In fairness, it is also important to acknowledge that extreme positions against cannabis stretch the truth and in, in fact, can further impede messages for legitimate public health concern.
Blaming cannabis as the primary cause of psychosis or violence, or trying to use cannabis as a diversionary tactic to avoid talking about other important issues such as gun access, invites more eyerolls than rational and productive dialogue.
There indeed may be some medicinal uses for cannabis products, and the criminalization of cannabis use, particularly when applied unevenly to people of color, has done much harm.
For many of us who have legitimate concerns about cannabis without being apocalyptic about it, things would be much better if cannabis advocates simply acknowledged that the primary motivation to use it is to get high and the primary motivation to sell it is to make money.
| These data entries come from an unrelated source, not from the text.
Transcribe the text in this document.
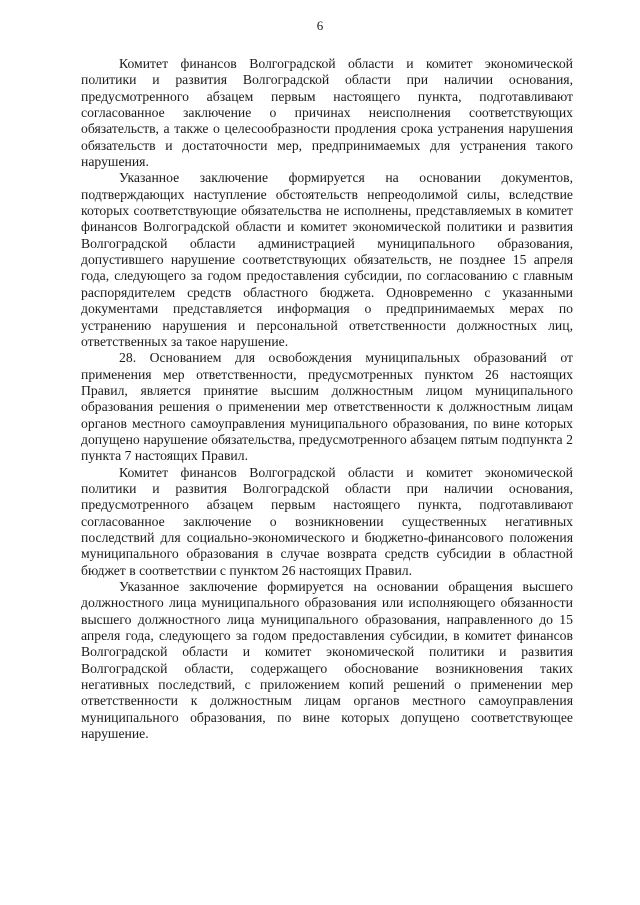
6

Комитет финансов Волгоградской области и комитет экономической политики и развития Волгоградской области при наличии основания, предусмотренного абзацем первым настоящего пункта, подготавливают согласованное заключение о причинах неисполнения соответствующих обязательств, а также о целесообразности продления срока устранения нарушения обязательств и достаточности мер, предпринимаемых для устранения такого нарушения.

Указанное заключение формируется на основании документов, подтверждающих наступление обстоятельств непреодолимой силы, вследствие которых соответствующие обязательства не исполнены, представляемых в комитет финансов Волгоградской области и комитет экономической политики и развития Волгоградской области администрацией муниципального образования, допустившего нарушение соответствующих обязательств, не позднее 15 апреля года, следующего за годом предоставления субсидии, по согласованию с главным распорядителем средств областного бюджета. Одновременно с указанными документами представляется информация о предпринимаемых мерах по устранению нарушения и персональной ответственности должностных лиц, ответственных за такое нарушение.

28. Основанием для освобождения муниципальных образований от применения мер ответственности, предусмотренных пунктом 26 настоящих Правил, является принятие высшим должностным лицом муниципального образования решения о применении мер ответственности к должностным лицам органов местного самоуправления муниципального образования, по вине которых допущено нарушение обязательства, предусмотренного абзацем пятым подпункта 2 пункта 7 настоящих Правил.

Комитет финансов Волгоградской области и комитет экономической политики и развития Волгоградской области при наличии основания, предусмотренного абзацем первым настоящего пункта, подготавливают согласованное заключение о возникновении существенных негативных последствий для социально-экономического и бюджетно-финансового положения муниципального образования в случае возврата средств субсидии в областной бюджет в соответствии с пунктом 26 настоящих Правил.

Указанное заключение формируется на основании обращения высшего должностного лица муниципального образования или исполняющего обязанности высшего должностного лица муниципального образования, направленного до 15 апреля года, следующего за годом предоставления субсидии, в комитет финансов Волгоградской области и комитет экономической политики и развития Волгоградской области, содержащего обоснование возникновения таких негативных последствий, с приложением копий решений о применении мер ответственности к должностным лицам органов местного самоуправления муниципального образования, по вине которых допущено соответствующее нарушение.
Instead, what we see are symbols like green crosses (ripped off from the medical red cross) on cannabis stores implying that these potentially neurotoxic, water guzzling products are good for both your health and the environment.
Rather than simple advocacy on the basis of personal freedom, we have to endure ridiculously hypocritical social justice arguments, as though nobody notices the cannabis business strategy following the big tobacco playbook with mainly white male executive-led companies disproportionately targeting disadvantaged communities to sell products people really can’t afford and that lead to mental and physical health problems that further hold people back.
It’s unlikely that the two sides will ever come to a real agreement, but enacting some common-sense initiatives related to the many potential harms of cannabis use should be possible. These would include a science-based public health campaign to inform the public of cannabis risks, similar to what has been done with tobacco and alcohol.
Yes, this will get trigger “reefer madness” jokes, but if done well, it will also save lives, and brains. We also need to rethink the entire “medical cannabis” system which is a total outlier to the way everything else is done in medicine (no space here to go into details).
For states choosing to legalize, no-brainer policies like real warning labels and, for goodness sake, potency limits are absolutely critical. False advertising claims need to be aggressively enforced, and effective treatments for cannabis addiction need to be developed and made more available.
Overall, we have napped way too long when it comes to acknowledging and confronting the growing epidemic of cannabis use, and it’s time to wake up.
There will always be disagreements about the relative risks and benefits of cannabis products, but we don’t need to resolve them before enacting some basic and completely sensible measures that could make a real difference in improving our collective mental health and safety.